ローマは捨て去られ、コンスタンティノープルに新たな都が作られ、そこにキリスト教の施設が多数つくられた瞬間に、ローマは役割を終えたというべきであろう。

そして完全に滅亡したのは、テオドシウス帝がローマのあらゆる文化を破壊した時に尽きると思う。

ローマの守護神ユピテルが有罪になった瞬間に、ローマは滅びたのだ。

テオドシウス帝以降のローマはご覧の通り衰退する一途だった。

宦官や官僚といった佞臣が力を握り、既得権益者となった元老院と共にローマを食い尽くした。

最後の英雄と言っても良いスティリコを、皇帝自らが処刑した瞬間に、もはやローマ再興の望みは絶たれたというべきであろう。

かつてローマに既得権益者はいなかった。
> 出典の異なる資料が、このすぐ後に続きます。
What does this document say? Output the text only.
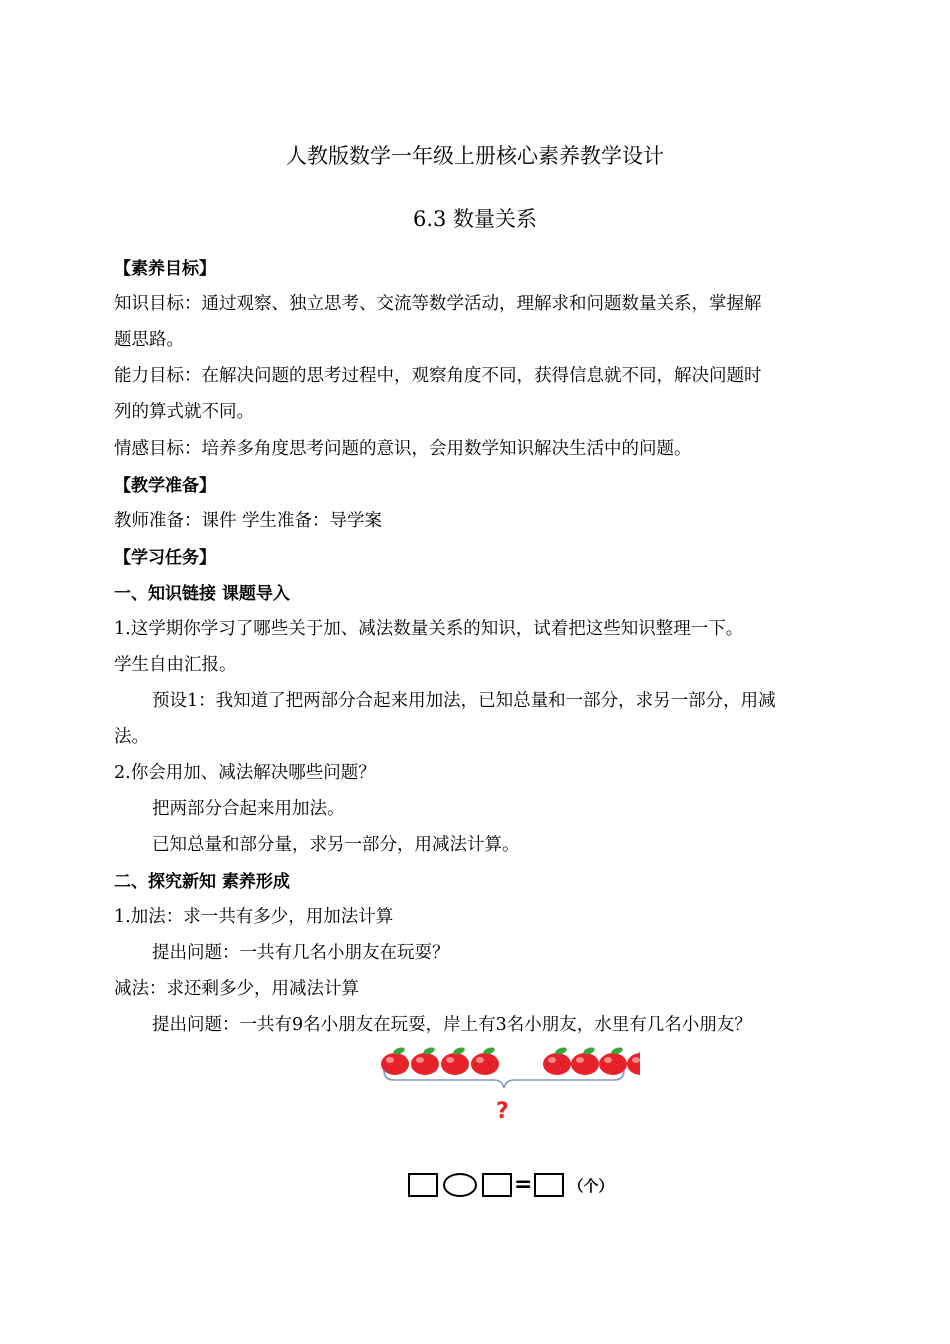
人教版数学一年级上册核心素养教学设计
6.3 数量关系
【素养目标】
知识目标：通过观察、独立思考、交流等数学活动，理解求和问题数量关系，掌握解
题思路。
能力目标：在解决问题的思考过程中，观察角度不同，获得信息就不同，解决问题时
列的算式就不同。
情感目标：培养多角度思考问题的意识，会用数学知识解决生活中的问题。
【教学准备】
教师准备：课件 学生准备：导学案
【学习任务】
一、知识链接 课题导入
1.这学期你学习了哪些关于加、减法数量关系的知识，试着把这些知识整理一下。
学生自由汇报。
预设1：我知道了把两部分合起来用加法，已知总量和一部分，求另一部分，用减
法。
2.你会用加、减法解决哪些问题？
把两部分合起来用加法。
已知总量和部分量，求另一部分，用减法计算。
二、探究新知 素养形成
1.加法：求一共有多少，用加法计算
提出问题：一共有几名小朋友在玩耍？
减法：求还剩多少，用减法计算
提出问题：一共有9名小朋友在玩耍，岸上有3名小朋友，水里有几名小朋友？
?
= （个）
国を守るために、ローマ市民は喜んで兵役の直接税を負い、自ら闘いに臨んだ。

帝政末期においては、もう国を守ろうとする者はいなかった。

最後にローマンスピリットを以て国を守ったのがゲルマン人の血をひくスティリコだったというのは実に皮肉と言えるだろう。

ローマの滅亡は、対岸の火事ではない。

今日本で起きていることは、ローマ帝国が滅亡していく過程に似ている。

行政は肥大化し、既得権益を守ることしか考えない官僚や国会議員たちが国を食い物にし、我々は無茶な負担を強いられている。

人々は為政者に失望し、ただただその衰退を見守るだけとなっている。

ローマ帝国の末期、ローマの人口は全盛期の10分の1にも満たなかったという。

皆、ローマを見放したのだ。

今現在、日本からは有能な人材ばかりが流出している。

そのことから目を背けるのが無理なほどに、この国の状態とローマの衰退は似ている。